The research was conducted by Marcello Scala, UBC Pediatric Doctor of Neurology and Musculoskeletal Student of the IRCCS Istituto Giannina Gaslini and Department of Neuroscience, Rehabilitation, Ophthalmology, Genetics, Maternal and Child Science (DINOGMI) University of Genoa, in collaboration with Masashi Nishikawa and under the supervision of Kohichi. Nagata.

Dr. Marcelo Scala

The study was led by Dr. Pascual Striano of the University of California Pediatric Neurology and Musculoskeletal in Gaslini and Dr. Valeria Capra, a geneticist from the University of Oklahoma in Gaslini. Co-author of the international collaboration, the Department of Molecular Neurobiology at the Center for Developmental Disabilities in Aichi under the direction of Kohichi Nagata is already the author of several prestigious papers on brain development and the mechanisms by which neurons form the cerebral cortex in humans.

The study also saw related collaboration with the Telethon Project: Diseases without Diagnostics, coordinated by Vincenzo Nigro at TIGEM in Naples.

The participating researchers studied a group of children from various Italian and international centers (Australia, Belgium, Canada, Germany, France, Spain, Turkey and the USA), with intellectual developmental disorder, epilepsy and complex malformations of the brain and cerebellum.

Using the latest generation of genetic sequencing technology, mutations in the RAC3 gene were identified in all patients. This gene encodes a protein necessary for the assembly of the skeleton of neurons, and, accordingly, for their functioning. Studying the effects of these mutations through improved molecular biology techniques has shown that diseased neurons are unable to acquire an adult form and do not migrate properly to the cerebral cortex during brain development.

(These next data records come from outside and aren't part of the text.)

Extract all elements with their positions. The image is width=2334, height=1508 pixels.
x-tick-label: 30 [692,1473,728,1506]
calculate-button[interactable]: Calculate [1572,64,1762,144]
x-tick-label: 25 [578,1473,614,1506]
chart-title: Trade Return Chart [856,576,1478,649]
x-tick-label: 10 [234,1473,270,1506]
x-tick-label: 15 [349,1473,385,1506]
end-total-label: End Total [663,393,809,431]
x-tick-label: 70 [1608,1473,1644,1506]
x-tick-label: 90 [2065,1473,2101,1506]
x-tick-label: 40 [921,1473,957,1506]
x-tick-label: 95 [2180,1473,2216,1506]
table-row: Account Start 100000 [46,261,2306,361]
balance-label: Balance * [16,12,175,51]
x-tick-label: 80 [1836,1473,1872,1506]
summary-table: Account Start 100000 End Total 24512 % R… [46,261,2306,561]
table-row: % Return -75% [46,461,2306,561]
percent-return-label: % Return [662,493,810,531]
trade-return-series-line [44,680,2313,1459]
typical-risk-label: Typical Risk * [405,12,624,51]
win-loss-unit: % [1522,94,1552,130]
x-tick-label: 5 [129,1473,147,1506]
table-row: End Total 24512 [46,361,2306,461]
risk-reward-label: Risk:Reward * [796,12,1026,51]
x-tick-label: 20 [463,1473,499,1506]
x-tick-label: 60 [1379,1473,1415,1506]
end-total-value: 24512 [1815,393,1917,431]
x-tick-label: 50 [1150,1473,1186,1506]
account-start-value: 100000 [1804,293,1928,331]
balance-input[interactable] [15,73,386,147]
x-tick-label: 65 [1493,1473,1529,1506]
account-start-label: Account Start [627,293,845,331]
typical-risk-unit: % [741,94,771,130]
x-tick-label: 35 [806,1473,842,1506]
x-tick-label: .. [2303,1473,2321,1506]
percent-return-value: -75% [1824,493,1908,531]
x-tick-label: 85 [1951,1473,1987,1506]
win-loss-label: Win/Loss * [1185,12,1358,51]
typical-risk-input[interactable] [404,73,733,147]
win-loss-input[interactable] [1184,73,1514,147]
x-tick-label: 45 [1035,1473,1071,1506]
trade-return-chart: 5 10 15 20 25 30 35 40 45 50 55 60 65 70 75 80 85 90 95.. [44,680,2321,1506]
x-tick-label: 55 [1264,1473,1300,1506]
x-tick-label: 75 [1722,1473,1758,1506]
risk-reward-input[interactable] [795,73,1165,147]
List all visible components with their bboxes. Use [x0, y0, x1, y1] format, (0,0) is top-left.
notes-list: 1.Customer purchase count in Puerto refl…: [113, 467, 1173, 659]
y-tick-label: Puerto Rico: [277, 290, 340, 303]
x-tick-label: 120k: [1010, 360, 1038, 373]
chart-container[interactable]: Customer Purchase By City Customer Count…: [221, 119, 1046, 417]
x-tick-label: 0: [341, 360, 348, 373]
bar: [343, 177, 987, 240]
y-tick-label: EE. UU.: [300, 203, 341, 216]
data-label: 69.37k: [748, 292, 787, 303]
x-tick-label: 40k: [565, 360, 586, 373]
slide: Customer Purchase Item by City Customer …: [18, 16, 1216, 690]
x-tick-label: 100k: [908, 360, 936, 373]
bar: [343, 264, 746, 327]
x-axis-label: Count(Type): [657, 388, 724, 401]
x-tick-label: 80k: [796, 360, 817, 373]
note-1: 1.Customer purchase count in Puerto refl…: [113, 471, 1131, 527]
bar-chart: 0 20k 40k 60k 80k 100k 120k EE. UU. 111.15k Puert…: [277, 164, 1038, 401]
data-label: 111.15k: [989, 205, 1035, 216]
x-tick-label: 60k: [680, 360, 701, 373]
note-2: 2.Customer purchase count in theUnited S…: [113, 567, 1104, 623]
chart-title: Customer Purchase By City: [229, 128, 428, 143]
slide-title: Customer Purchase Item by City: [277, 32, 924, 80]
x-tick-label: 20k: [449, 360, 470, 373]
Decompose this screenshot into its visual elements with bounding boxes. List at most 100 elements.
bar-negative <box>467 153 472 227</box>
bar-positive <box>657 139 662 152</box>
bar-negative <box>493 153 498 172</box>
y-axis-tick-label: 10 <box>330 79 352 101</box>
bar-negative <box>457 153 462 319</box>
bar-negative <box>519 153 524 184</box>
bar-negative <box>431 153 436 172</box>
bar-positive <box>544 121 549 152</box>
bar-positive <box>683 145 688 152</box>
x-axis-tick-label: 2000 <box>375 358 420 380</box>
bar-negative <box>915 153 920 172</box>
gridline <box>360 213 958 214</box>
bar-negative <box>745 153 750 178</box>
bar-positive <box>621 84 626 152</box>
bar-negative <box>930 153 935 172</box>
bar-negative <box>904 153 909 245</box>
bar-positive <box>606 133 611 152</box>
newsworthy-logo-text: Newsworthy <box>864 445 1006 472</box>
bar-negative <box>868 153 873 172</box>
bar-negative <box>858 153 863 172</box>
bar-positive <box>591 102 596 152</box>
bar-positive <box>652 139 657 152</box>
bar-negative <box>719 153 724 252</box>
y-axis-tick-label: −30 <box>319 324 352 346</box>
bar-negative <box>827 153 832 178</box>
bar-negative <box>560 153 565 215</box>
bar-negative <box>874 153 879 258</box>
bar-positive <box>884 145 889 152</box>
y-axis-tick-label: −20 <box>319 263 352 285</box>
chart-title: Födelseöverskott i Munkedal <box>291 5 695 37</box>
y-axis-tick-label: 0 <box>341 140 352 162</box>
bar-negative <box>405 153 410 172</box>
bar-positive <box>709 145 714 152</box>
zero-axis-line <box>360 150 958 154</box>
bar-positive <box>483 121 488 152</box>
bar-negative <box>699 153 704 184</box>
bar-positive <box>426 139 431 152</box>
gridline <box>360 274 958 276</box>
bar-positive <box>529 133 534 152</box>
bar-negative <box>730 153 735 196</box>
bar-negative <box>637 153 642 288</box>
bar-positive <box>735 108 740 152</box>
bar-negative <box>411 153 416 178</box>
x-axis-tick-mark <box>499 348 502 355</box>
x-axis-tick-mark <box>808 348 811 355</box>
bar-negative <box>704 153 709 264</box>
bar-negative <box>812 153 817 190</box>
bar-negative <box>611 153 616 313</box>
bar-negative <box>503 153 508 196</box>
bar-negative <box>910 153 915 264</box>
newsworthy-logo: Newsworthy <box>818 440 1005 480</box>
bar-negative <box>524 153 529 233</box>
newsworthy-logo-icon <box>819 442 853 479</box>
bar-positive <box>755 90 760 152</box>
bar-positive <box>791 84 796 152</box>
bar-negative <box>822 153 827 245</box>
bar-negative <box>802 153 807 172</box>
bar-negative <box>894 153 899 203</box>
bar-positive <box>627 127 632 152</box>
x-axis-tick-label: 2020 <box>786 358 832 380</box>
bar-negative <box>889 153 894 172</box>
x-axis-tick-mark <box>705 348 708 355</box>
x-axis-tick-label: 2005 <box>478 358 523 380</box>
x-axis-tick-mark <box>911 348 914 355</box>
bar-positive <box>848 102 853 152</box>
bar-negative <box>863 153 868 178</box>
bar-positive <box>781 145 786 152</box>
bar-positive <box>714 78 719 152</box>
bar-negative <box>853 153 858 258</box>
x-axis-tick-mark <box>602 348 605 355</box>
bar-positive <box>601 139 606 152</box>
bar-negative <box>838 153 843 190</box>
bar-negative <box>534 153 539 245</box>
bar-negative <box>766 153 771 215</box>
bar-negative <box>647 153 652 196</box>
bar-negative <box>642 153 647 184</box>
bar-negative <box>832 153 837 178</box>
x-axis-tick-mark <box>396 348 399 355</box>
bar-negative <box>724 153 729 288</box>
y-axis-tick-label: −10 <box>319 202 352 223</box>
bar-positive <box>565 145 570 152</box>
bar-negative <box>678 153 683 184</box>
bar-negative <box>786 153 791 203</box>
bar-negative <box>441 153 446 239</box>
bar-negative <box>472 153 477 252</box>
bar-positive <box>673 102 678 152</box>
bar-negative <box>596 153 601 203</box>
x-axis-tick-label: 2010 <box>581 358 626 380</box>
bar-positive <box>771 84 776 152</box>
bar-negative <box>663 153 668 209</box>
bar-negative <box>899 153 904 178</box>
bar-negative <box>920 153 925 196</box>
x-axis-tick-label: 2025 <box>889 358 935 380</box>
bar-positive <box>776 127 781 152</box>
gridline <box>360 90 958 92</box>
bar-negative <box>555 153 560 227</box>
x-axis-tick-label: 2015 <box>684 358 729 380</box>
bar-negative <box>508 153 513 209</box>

“This research – declares Pasquale Striano, new director of the University of California in Pediatric Neurology and Musculoskeletal at Gaslini – is the result of multiple international collaborations between our institute and the University of Genoa with important international research centers and in particular with the Nagata team at the Aichi Developmental Disability Center. The study provides answers important on some of the many and complex questions relating to the origins of neurodevelopmental disorders in children, and offers interesting future perspectives in both potential diagnostic and therapeutic areas.

“From the findings of this study – adds Federico Zara, UOC Director of Medical Genetics at Gaslini – important implications can be derived for a better understanding of the mechanisms by which the human brain is formed and, from a perspective perspective, potential normative mechanisms for improving prognosis and quality of life for patients with of neurodevelopmental disorders.